It is undeniable that Africa is beginning to find its feet, and starting to run… fast. Once called a ‘hopeless continent’ – a view that was hardly unique to The Economist – Africa is now referred to as ‘the last investment frontier’ by those with a flair for drama and a catchy phrase. The continent’s growth story has sparked media attention and publications like How we made it in Africa originated from the recognised need for an understanding of Africa’s business potential and opportunities.
Naturally there are large hurdles and chances of failure too. Africa, in many ways, still holds on to a number of characteristics that awarded it with its ‘hopeless’ stigma 12 years ago. For this reason, international companies have often had to dip a toe in countries such as South Africa, Kenya and Nigeria with the plan of eventual expansion across the continent in mind.
Africa’s growth is fascinating. It’s exciting. It’s part of the solution not only for Africa’s problems, but companies hurt by economic troubles in the Western world can benefit too.
But how did this turn around happen for Africa? Why the sudden increased investor interest now? According to an interesting report by professional services firm PwC, the 2008 global recession can be thanked in part.
The ‘need’ for Africa
The global recession hit developed markets hard, with Africa only really feeling residual effects. Since then, and with the Eurocrisis, international firms have been looking for markets with growth potential.

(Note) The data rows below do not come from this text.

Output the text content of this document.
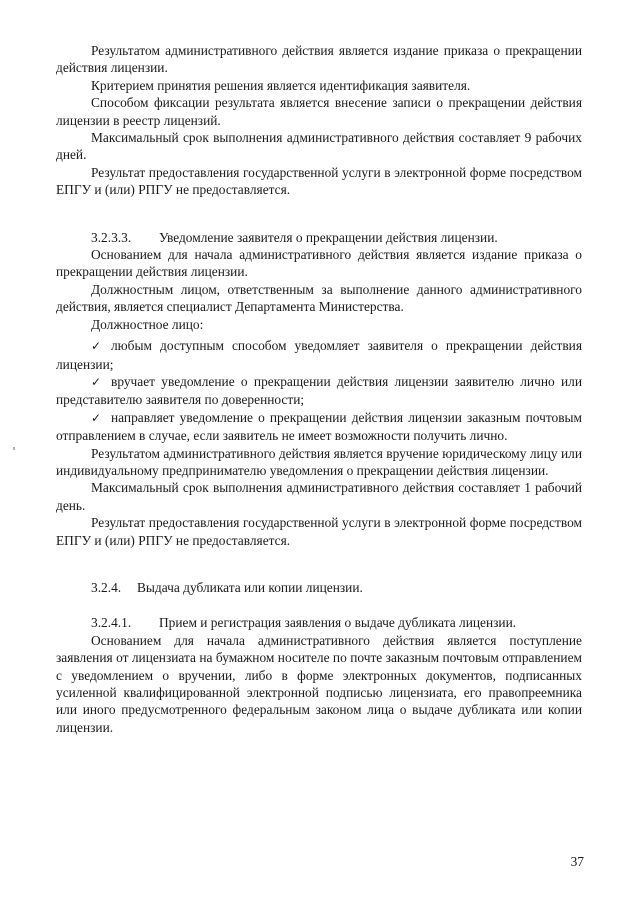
Результатом административного действия является издание приказа о прекращении действия лицензии.

Критерием принятия решения является идентификация заявителя.

Способом фиксации результата является внесение записи о прекращении действия лицензии в реестр лицензий.

Максимальный срок выполнения административного действия составляет 9 рабочих дней.

Результат предоставления государственной услуги в электронной форме посредством ЕПГУ и (или) РПГУ не предоставляется.

3.2.3.3. Уведомление заявителя о прекращении действия лицензии.

Основанием для начала административного действия является издание приказа о прекращении действия лицензии.

Должностным лицом, ответственным за выполнение данного административного действия, является специалист Департамента Министерства.

Должностное лицо:

✓ любым доступным способом уведомляет заявителя о прекращении действия лицензии;

✓ вручает уведомление о прекращении действия лицензии заявителю лично или представителю заявителя по доверенности;

✓ направляет уведомление о прекращении действия лицензии заказным почтовым отправлением в случае, если заявитель не имеет возможности получить лично.

Результатом административного действия является вручение юридическому лицу или индивидуальному предпринимателю уведомления о прекращении действия лицензии.

Максимальный срок выполнения административного действия составляет 1 рабочий день.

Результат предоставления государственной услуги в электронной форме посредством ЕПГУ и (или) РПГУ не предоставляется.

3.2.4. Выдача дубликата или копии лицензии.

3.2.4.1. Прием и регистрация заявления о выдаче дубликата лицензии.

Основанием для начала административного действия является поступление заявления от лицензиата на бумажном носителе по почте заказным почтовым отправлением с уведомлением о вручении, либо в форме электронных документов, подписанных усиленной квалифицированной электронной подписью лицензиата, его правопреемника или иного предусмотренного федеральным законом лица о выдаче дубликата или копии лицензии.

37
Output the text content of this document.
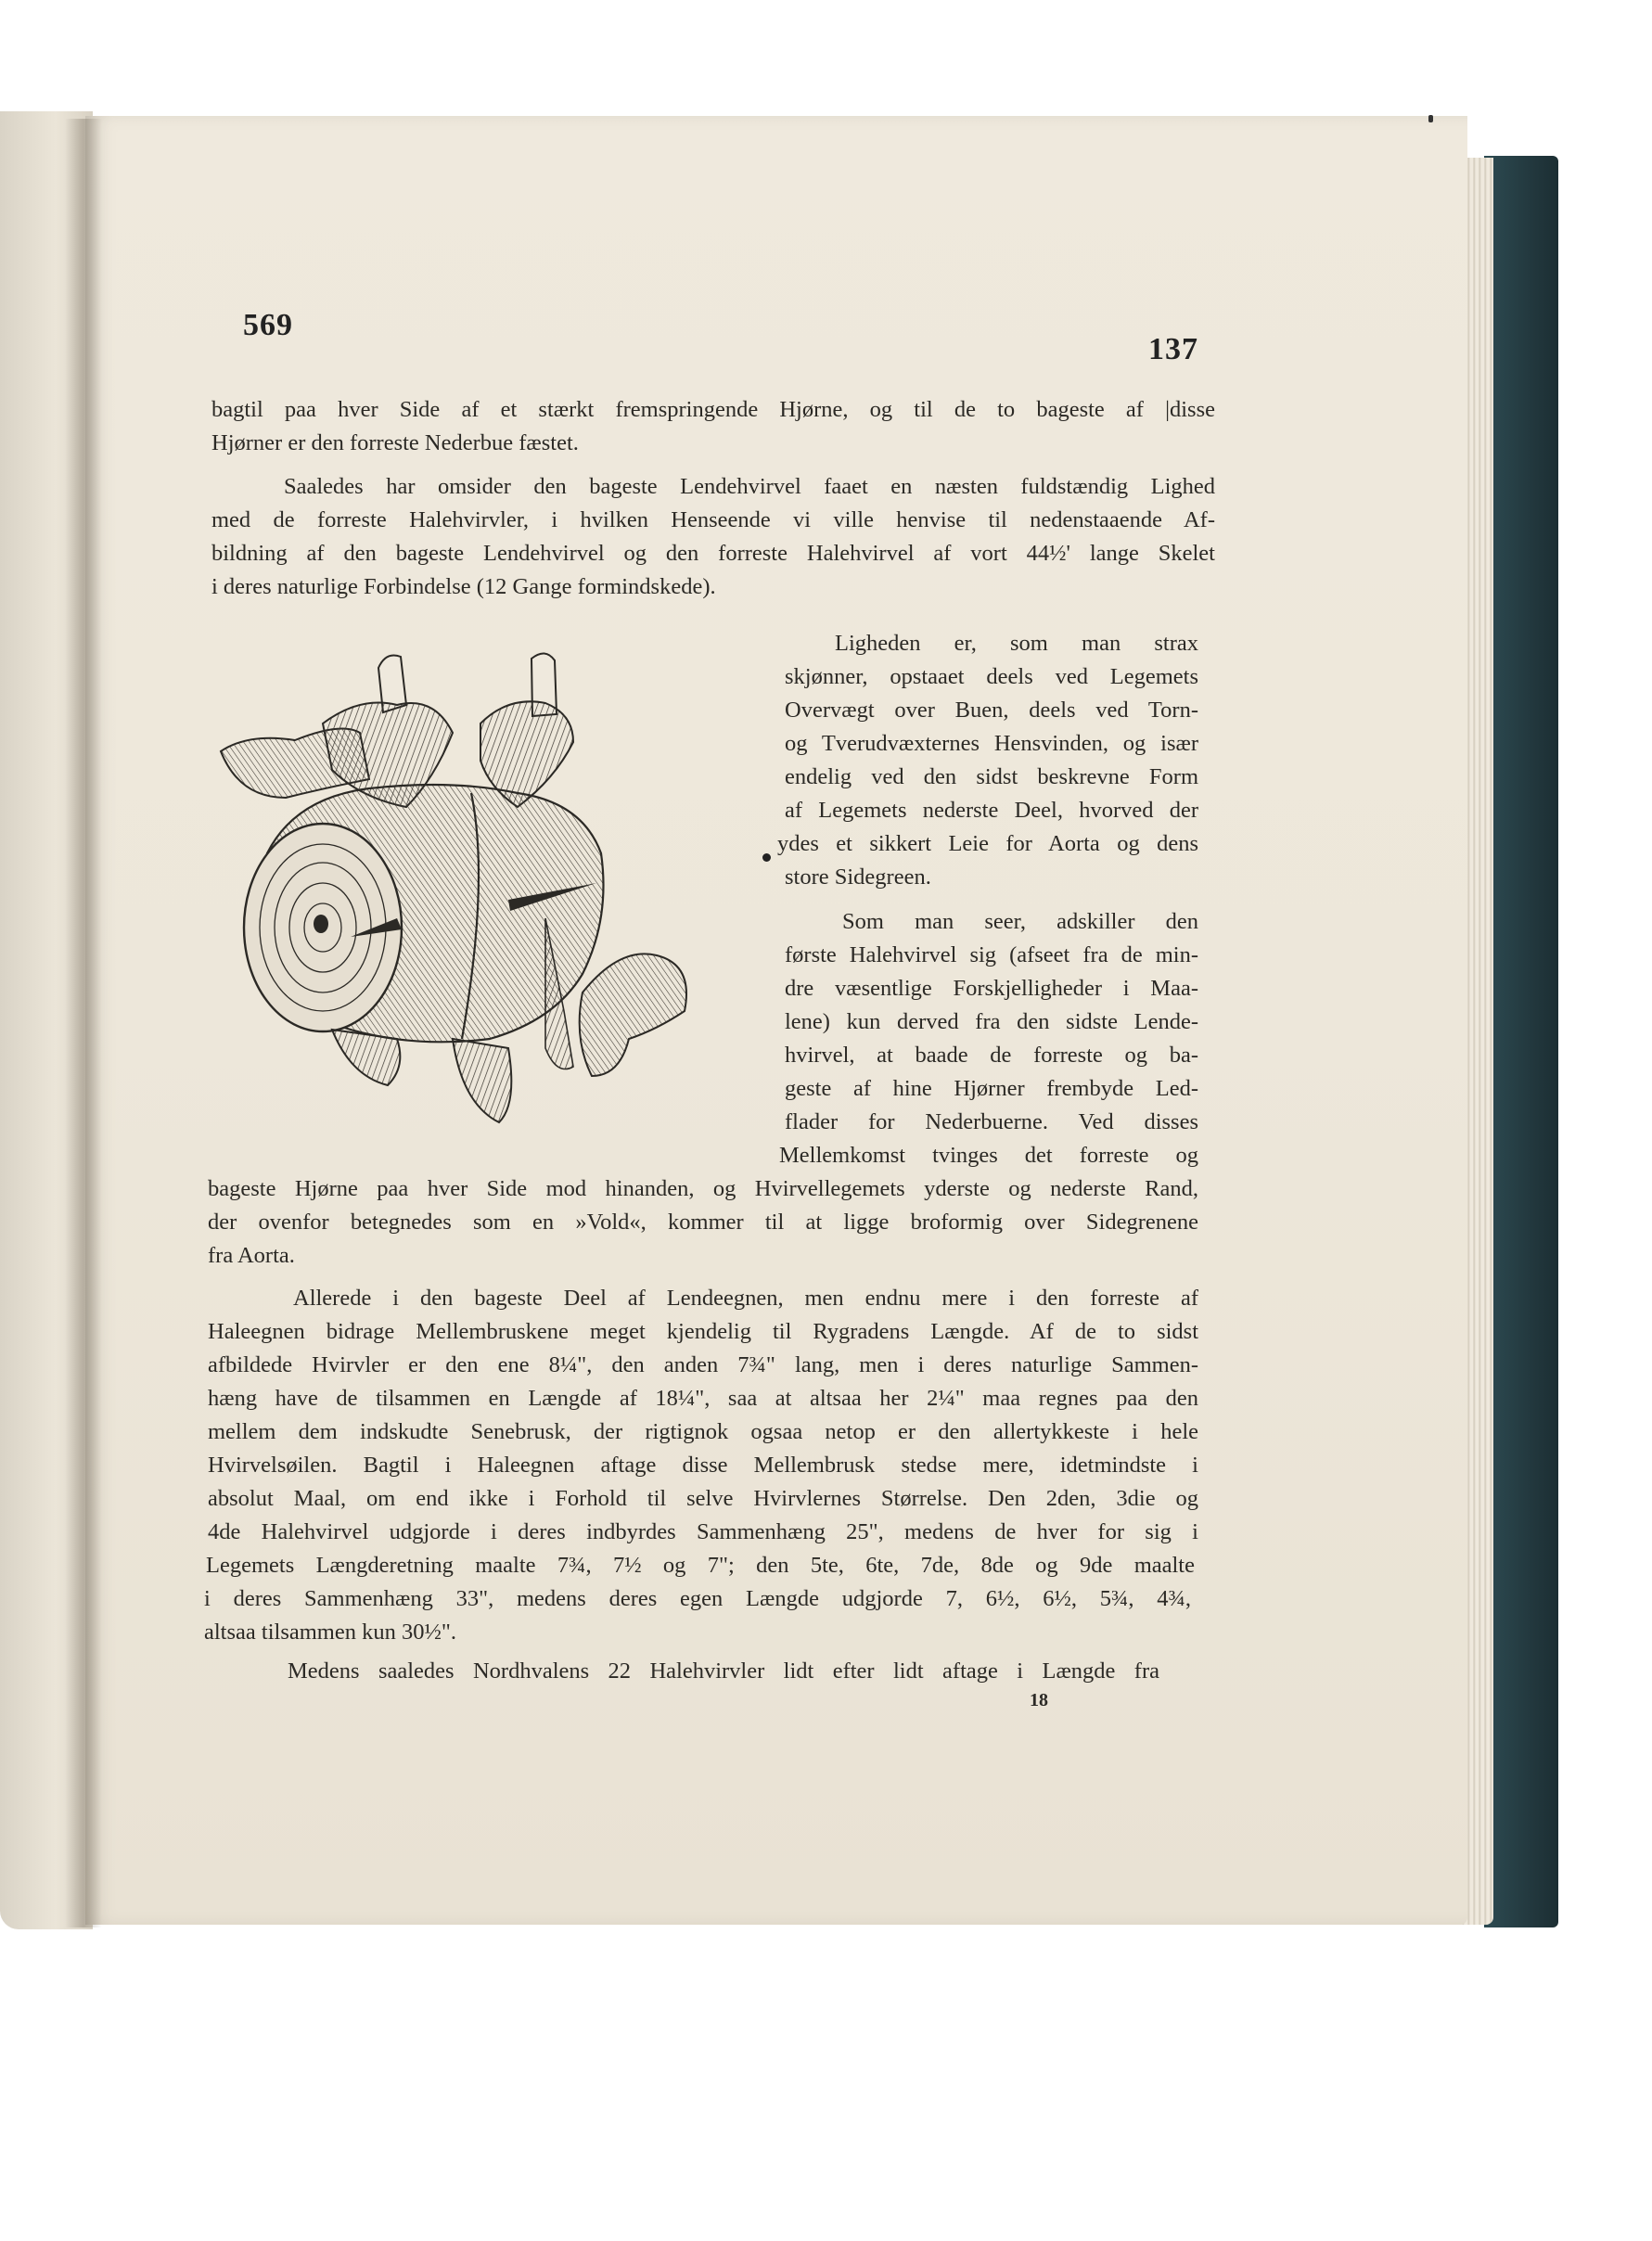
569
137
bagtil paa hver Side af et stærkt fremspringende Hjørne, og til de to bageste af |disse
Hjørner er den forreste Nederbue fæstet.
Saaledes har omsider den bageste Lendehvirvel faaet en næsten fuldstændig Lighed
med de forreste Halehvirvler, i hvilken Henseende vi ville henvise til nedenstaaende Af-
bildning af den bageste Lendehvirvel og den forreste Halehvirvel af vort 44½' lange Skelet
i deres naturlige Forbindelse (12 Gange formindskede).
Ligheden er, som man strax
skjønner, opstaaet deels ved Legemets
Overvægt over Buen, deels ved Torn-
og Tverudvæxternes Hensvinden, og især
endelig ved den sidst beskrevne Form
af Legemets nederste Deel, hvorved der
ydes et sikkert Leie for Aorta og dens
store Sidegreen.
Som man seer, adskiller den
første Halehvirvel sig (afseet fra de min-
dre væsentlige Forskjelligheder i Maa-
lene) kun derved fra den sidste Lende-
hvirvel, at baade de forreste og ba-
geste af hine Hjørner frembyde Led-
flader for Nederbuerne. Ved disses
Mellemkomst tvinges det forreste og
bageste Hjørne paa hver Side mod hinanden, og Hvirvellegemets yderste og nederste Rand,
der ovenfor betegnedes som en »Vold«, kommer til at ligge broformig over Sidegrenene
fra Aorta.
Allerede i den bageste Deel af Lendeegnen, men endnu mere i den forreste af
Haleegnen bidrage Mellembruskene meget kjendelig til Rygradens Længde. Af de to sidst
afbildede Hvirvler er den ene 8¼", den anden 7¾" lang, men i deres naturlige Sammen-
hæng have de tilsammen en Længde af 18¼", saa at altsaa her 2¼" maa regnes paa den
mellem dem indskudte Senebrusk, der rigtignok ogsaa netop er den allertykkeste i hele
Hvirvelsøilen. Bagtil i Haleegnen aftage disse Mellembrusk stedse mere, idetmindste i
absolut Maal, om end ikke i Forhold til selve Hvirvlernes Størrelse. Den 2den, 3die og
4de Halehvirvel udgjorde i deres indbyrdes Sammenhæng 25", medens de hver for sig i
Legemets Længderetning maalte 7¾, 7½ og 7"; den 5te, 6te, 7de, 8de og 9de maalte
i deres Sammenhæng 33", medens deres egen Længde udgjorde 7, 6½, 6½, 5¾, 4¾,
altsaa tilsammen kun 30½".
Medens saaledes Nordhvalens 22 Halehvirvler lidt efter lidt aftage i Længde fra
18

“On average, developing countries have an expected five-year compound annual growth rate [CAGR] that is more than twice that of developed economies. Sub-Saharan Africa, Kenya and Nigeria have five year expected CAGRs of 5.5%, 6.3% and 6.6% respectively,” stated the report. “Each of these five-year CAGRs is more than double the average CAGR of developed economies around the world.”

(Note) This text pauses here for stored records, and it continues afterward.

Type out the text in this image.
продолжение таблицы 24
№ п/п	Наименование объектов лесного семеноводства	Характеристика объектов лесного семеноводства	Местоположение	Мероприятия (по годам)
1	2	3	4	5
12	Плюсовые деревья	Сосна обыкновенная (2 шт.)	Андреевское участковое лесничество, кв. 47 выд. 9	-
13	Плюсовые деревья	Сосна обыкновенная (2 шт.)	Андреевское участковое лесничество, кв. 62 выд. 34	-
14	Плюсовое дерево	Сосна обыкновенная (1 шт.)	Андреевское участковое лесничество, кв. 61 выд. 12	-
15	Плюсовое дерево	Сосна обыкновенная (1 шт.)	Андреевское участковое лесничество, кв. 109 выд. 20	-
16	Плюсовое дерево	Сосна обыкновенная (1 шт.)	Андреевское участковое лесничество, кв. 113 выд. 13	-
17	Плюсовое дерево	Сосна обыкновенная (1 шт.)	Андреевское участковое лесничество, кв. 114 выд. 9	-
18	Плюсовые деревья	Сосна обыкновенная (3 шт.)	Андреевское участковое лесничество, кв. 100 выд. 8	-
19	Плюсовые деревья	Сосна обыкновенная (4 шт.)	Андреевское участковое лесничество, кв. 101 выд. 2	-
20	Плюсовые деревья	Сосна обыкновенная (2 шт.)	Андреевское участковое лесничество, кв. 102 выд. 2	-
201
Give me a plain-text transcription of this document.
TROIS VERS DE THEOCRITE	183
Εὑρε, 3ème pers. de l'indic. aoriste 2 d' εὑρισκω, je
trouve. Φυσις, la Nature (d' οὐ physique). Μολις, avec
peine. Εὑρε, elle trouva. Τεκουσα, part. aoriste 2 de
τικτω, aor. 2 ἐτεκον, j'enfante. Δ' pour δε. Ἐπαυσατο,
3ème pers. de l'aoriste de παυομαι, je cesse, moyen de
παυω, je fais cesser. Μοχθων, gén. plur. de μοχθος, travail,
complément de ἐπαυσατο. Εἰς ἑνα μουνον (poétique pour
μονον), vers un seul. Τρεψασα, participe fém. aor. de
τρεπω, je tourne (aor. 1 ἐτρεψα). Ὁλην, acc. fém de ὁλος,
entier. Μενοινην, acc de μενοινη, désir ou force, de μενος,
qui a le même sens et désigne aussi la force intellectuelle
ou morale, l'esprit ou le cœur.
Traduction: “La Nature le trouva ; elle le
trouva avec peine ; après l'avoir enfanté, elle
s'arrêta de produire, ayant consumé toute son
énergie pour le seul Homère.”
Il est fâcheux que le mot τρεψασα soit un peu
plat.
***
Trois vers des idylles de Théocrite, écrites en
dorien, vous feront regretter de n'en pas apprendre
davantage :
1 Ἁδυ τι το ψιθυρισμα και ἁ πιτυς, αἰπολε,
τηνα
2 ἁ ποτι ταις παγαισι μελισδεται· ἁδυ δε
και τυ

In July, Chinese President Hu Jintao opened the fifth China-Africa Cooperation Forum with the announcement that China will offer an additional US$20 billion in loans to Africa over the next three years. This is double the amount that was offered at the 2009 forum and is a symbol of Africa’s importance for China.
In the past 10 years, China has been a huge investor on the continent. In order to fuel their own growing economy and population, the BRIC powerhouse requires access to Africa’s vast reserves of minerals and other natural resources.

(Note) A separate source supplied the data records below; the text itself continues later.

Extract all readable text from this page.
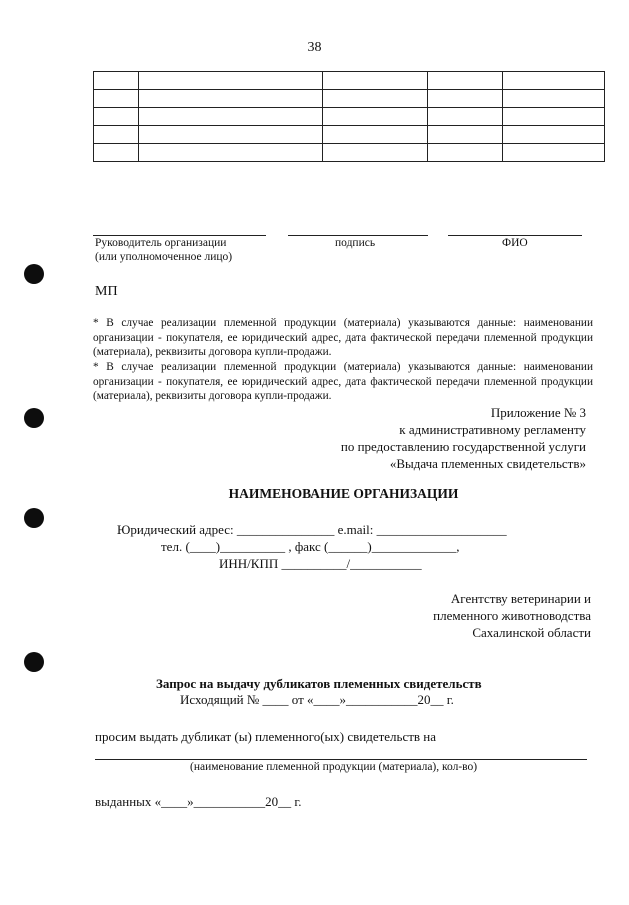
38

Руководитель организации
(или уполномоченное лицо)
подпись	ФИО
МП
* В случае реализации племенной продукции (материала) указываются данные: наименовании организации - покупателя, ее юридический адрес, дата фактической передачи племенной продукции (материала), реквизиты договора купли-продажи.
* В случае реализации племенной продукции (материала) указываются данные: наименовании организации - покупателя, ее юридический адрес, дата фактической передачи племенной продукции (материала), реквизиты договора купли-продажи.
Приложение № 3
к административному регламенту
по предоставлению государственной услуги
«Выдача племенных свидетельств»
НАИМЕНОВАНИЕ ОРГАНИЗАЦИИ
Юридический адрес: _______________ e.mail: ____________________
тел. (____)__________ , факс (______)_____________,
ИНН/КПП __________/___________
Агентству ветеринарии и
племенного животноводства
Сахалинской области
Запрос на выдачу дубликатов племенных свидетельств
Исходящий № ____ от «____»___________20__ г.
просим выдать дубликат (ы) племенного(ых) свидетельств на
(наименование племенной продукции (материала), кол-во)
выданных «____»___________20__ г.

“Global demand for these commodities remains high, resulting in more regular trade and an increase in investor interest for exposure to businesses involved in the production, transportation and trade in commodities,” according to PwC’s research.
“With an already higher than average growth rate, Africa is fast becoming an attractive place to do business – even more so as the vast informal trade sector on the continent means that measured growth over the past decade is likely to have been understated,” added PwC’s report.
Telecoms industry has taken off
Africa’s infrastructure remains significantly underdeveloped. Power outages and inadequate transport infrastructure have resulted in high costs for trade and operating a business. While there are many infrastructure projects in the works, today’s infrastructure just doesn’t meet the demand of Africa’s developing business environment and growing population.
However, the telecommunications sector has taken off like nowhere else in the world and has considerably increased the ease of doing business on the continent. “This has come about thanks to major developments in mobile telecommunications and the laying of a number of submarine fibre-optic cables linking Africa to the rest of the world.”
This is unique to Africa as the continent has managed to leapfrog older technologies. Many Africans do not have a landline, computer, or even a bank account but use their mobile phones to communicate with the world, search the internet and transfer money.
Increased demand and consumption
Africa’s growing consumer base is both a catalyst of growth, and a result. Historically, back when the continent was deemed ‘hopeless’, demand and consumption in Africa was lower than other parts of the world. According to PwC’s research, a significant reason for this low consumption is related to the availability of products.
“In developed economies, unmet demand is generally a result of consumers wishing to upgrade their products. In Africa, however, this demand is most often the result of products not being available at all.”
While infrastructure is partly to blame for this low consumption in the past, today’s Africa is telling a different story. Consumerism is on the rise with a rapidly growing middle class who can borrow money from banks and transact with ease. This is a result of a maturation of Africa’s banking sectors, particularly in the area of mobile banking.
Africa needs to spend the next decade dealing with the various challenges faced by companies. If governments and businesses can collaborate on this, then we haven’t even begun to see how far the continent can grow.